03.05 Identification of Clinical Risk Factors Affecting Patient-Physician Communication

S. Khedr1, A. Santos1, A. Torices Dardon1, K. Khariton1, C. Chen1, M. Kopp1  1NewYork-Presbyterian Queens, Surgery, Flushing, NEW YORK, USA

Introduction: Patient satisfaction is an important indicator of quality in healthcare and is linked to clinical outcomes, hospital rankings, patient retention, hospital reimbursement, malpractice claims, personal and professional satisfaction. Efficient physician-patient communication is essential to providing high-quality healthcare and improving patient satisfaction. Patients admitted to the hospital from the Emergency Department may not understand their diagnosis, reason for admission or plan of care, which can adversely impact their hospital experience and in turn reflect poorly in the Hospital Consumer Assessment of Healthcare Providers and Systems scores. We aim to identify risk factors that contribute to poor patient-physician communication.

Methods: From November 2020 to April 2021, patients admitted to the surgical floor were surveyed within 24 hours of admission. They were surveyed by either a Registered Nurse, Research Assistant, or Surgical Resident. They were asked “Do you know why you are in the hospital?”, “Do you know what your diagnosis is?”, “Do you understand your diagnosis?” and “Do you know what your treatment plan is?” A chart review was then performed recording patient demographics, preferred language, time of admission, health insurance, dependence in activities of daily living, dwelling, hearing impairment, pain level at time of admission, and number of chronic medical problems.
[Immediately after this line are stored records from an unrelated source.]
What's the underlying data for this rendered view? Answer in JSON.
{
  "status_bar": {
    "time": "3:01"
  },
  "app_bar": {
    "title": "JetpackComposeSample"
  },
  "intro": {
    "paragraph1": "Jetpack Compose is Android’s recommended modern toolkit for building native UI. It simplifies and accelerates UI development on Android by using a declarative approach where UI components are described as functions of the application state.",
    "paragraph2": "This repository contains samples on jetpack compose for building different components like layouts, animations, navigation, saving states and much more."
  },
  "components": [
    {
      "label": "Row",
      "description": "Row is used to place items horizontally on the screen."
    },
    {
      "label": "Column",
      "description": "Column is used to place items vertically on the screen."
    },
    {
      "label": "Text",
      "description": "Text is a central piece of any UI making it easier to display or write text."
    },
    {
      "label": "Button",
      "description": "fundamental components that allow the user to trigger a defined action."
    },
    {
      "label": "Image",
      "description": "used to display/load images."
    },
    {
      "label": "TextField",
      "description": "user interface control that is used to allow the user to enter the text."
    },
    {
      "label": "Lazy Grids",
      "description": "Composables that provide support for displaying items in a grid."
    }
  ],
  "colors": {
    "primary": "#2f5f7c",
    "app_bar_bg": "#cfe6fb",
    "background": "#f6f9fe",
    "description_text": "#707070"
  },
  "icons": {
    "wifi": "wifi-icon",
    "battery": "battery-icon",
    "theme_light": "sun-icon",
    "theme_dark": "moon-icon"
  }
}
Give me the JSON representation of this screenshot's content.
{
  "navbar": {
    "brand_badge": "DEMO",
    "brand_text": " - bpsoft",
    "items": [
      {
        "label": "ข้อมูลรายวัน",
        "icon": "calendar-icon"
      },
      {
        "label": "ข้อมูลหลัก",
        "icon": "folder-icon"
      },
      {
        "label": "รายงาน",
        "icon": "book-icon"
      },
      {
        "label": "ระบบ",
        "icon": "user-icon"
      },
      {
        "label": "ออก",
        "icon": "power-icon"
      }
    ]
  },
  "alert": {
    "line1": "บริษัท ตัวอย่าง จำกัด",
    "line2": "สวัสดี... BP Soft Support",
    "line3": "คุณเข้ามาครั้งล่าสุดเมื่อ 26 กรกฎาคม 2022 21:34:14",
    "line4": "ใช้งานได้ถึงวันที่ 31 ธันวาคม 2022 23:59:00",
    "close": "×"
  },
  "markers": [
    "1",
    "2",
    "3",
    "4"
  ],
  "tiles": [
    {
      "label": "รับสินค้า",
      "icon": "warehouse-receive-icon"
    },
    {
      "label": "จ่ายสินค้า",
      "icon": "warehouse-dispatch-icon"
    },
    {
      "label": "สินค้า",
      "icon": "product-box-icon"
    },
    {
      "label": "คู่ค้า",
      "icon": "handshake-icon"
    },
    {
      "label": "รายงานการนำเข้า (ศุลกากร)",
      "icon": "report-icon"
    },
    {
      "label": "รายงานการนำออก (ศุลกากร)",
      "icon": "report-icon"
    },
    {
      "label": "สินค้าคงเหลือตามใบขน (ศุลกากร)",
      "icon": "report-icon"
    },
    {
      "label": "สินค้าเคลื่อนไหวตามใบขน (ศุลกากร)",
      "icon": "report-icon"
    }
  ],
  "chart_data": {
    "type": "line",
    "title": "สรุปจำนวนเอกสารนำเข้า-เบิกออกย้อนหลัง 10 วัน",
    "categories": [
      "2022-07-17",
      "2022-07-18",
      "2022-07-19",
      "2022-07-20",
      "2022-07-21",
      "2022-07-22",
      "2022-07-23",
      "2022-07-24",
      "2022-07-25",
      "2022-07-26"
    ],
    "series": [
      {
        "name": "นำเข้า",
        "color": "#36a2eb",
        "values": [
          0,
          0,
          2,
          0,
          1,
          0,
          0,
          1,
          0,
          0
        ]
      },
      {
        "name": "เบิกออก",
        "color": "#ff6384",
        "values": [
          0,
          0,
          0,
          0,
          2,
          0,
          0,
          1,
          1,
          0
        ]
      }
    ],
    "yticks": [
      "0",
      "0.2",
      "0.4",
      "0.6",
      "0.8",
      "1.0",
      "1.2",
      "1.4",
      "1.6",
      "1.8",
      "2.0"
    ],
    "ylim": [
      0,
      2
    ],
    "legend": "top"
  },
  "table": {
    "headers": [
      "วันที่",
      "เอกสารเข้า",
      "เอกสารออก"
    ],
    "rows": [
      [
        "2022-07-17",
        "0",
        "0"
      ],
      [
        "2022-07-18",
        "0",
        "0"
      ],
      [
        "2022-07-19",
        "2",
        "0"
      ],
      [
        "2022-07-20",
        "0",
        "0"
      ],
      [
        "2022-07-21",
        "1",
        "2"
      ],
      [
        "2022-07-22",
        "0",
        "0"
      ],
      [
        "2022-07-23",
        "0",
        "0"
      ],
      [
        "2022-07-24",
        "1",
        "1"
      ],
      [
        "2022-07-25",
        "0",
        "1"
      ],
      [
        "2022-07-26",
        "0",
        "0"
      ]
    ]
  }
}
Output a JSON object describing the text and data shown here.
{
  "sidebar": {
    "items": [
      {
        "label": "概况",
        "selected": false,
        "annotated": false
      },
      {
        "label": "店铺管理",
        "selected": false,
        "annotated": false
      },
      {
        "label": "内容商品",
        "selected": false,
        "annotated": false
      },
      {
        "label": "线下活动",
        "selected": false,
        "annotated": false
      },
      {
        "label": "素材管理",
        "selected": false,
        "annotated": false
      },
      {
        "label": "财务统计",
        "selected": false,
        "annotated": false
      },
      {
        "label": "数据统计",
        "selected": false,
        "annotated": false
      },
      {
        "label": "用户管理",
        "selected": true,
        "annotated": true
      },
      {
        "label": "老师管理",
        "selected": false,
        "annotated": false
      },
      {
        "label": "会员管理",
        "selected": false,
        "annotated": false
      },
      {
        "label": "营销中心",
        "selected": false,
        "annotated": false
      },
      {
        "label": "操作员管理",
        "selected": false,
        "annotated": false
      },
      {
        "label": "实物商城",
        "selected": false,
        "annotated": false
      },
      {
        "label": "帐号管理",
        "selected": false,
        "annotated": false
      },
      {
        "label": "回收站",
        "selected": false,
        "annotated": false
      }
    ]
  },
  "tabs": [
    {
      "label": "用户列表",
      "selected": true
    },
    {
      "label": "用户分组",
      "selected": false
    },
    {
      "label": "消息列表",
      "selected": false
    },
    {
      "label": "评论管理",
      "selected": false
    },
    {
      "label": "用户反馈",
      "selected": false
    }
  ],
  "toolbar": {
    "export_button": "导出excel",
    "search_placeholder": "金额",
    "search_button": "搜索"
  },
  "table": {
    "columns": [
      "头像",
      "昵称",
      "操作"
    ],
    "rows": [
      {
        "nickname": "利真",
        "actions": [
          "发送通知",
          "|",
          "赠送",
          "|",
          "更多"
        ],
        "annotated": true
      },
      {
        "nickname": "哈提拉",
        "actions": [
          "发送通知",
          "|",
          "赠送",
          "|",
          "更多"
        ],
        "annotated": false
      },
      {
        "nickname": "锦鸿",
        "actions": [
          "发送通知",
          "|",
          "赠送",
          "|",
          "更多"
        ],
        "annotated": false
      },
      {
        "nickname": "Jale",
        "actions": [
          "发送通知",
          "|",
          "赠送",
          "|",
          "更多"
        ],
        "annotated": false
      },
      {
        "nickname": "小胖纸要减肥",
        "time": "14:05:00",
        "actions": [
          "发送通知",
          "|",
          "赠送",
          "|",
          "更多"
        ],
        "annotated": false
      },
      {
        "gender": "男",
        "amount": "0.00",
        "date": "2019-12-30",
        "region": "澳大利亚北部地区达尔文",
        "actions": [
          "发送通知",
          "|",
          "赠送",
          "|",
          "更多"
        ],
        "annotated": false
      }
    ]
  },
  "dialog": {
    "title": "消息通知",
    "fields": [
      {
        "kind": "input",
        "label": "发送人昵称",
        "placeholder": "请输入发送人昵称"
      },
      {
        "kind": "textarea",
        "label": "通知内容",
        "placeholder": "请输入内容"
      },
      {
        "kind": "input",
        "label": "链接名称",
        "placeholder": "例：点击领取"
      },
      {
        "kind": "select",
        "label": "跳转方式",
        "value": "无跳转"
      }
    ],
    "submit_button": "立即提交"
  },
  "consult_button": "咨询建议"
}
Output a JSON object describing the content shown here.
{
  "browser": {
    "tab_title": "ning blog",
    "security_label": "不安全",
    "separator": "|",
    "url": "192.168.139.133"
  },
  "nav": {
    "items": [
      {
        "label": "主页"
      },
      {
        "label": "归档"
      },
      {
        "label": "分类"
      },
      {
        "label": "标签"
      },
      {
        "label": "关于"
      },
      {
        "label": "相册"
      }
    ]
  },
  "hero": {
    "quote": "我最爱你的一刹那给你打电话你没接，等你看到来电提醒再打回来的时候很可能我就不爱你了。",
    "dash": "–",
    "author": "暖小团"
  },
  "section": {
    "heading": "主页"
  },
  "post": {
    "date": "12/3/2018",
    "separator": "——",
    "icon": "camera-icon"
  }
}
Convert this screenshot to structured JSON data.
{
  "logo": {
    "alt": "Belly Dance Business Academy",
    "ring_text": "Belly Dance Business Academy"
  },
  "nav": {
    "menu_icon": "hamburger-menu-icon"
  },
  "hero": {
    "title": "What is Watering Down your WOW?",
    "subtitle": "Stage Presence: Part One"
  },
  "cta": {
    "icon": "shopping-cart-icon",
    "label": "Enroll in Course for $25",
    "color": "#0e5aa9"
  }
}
Patients were excluded if they were < 18 years of age, had a history of neurocognitive disorders, had altered mental status defined as GCS < 15, required admission to the Intensive Care Unit or Step-Down Unit. Residents and attendings were debriefed regarding improving physician-patient communication at the end of January 2021 in order to raise awareness of the issue. Surveys answered before and after the brief intervention were compared.

Results: 131 patients that were admitted to the surgical floor were surveyed. Nineteen did not know their diagnoses (14%), 29 could not explain their diagnoses (22%), and 28 did not know their treatment plans (21%). A total of 29% of patients answered “no” to at least one question. Trauma patients (p = 0.027), patients with pain score > 4 at time of admission (p = 0.035), age > 65 (p = 0.044), and patients with >3 comorbidities (p = 0.035) were more likely to answer “no” to at least one of the questions. Limited English proficiency, insurance status, gender, and time of admission were not statistically significant barriers to effective communication. After raising awareness regarding improving physician-patient communication, we saw an 11% reduction in number of patients answering “no” to 24% from 35%.

Conclusion: Trauma patients, patients with poor pain control, the elderly and those with multiple comorbidities are more likely to experience poor patient-physician communication. Additionally, we found that raising awareness of the importance of this matter resulted in an improvement in communication.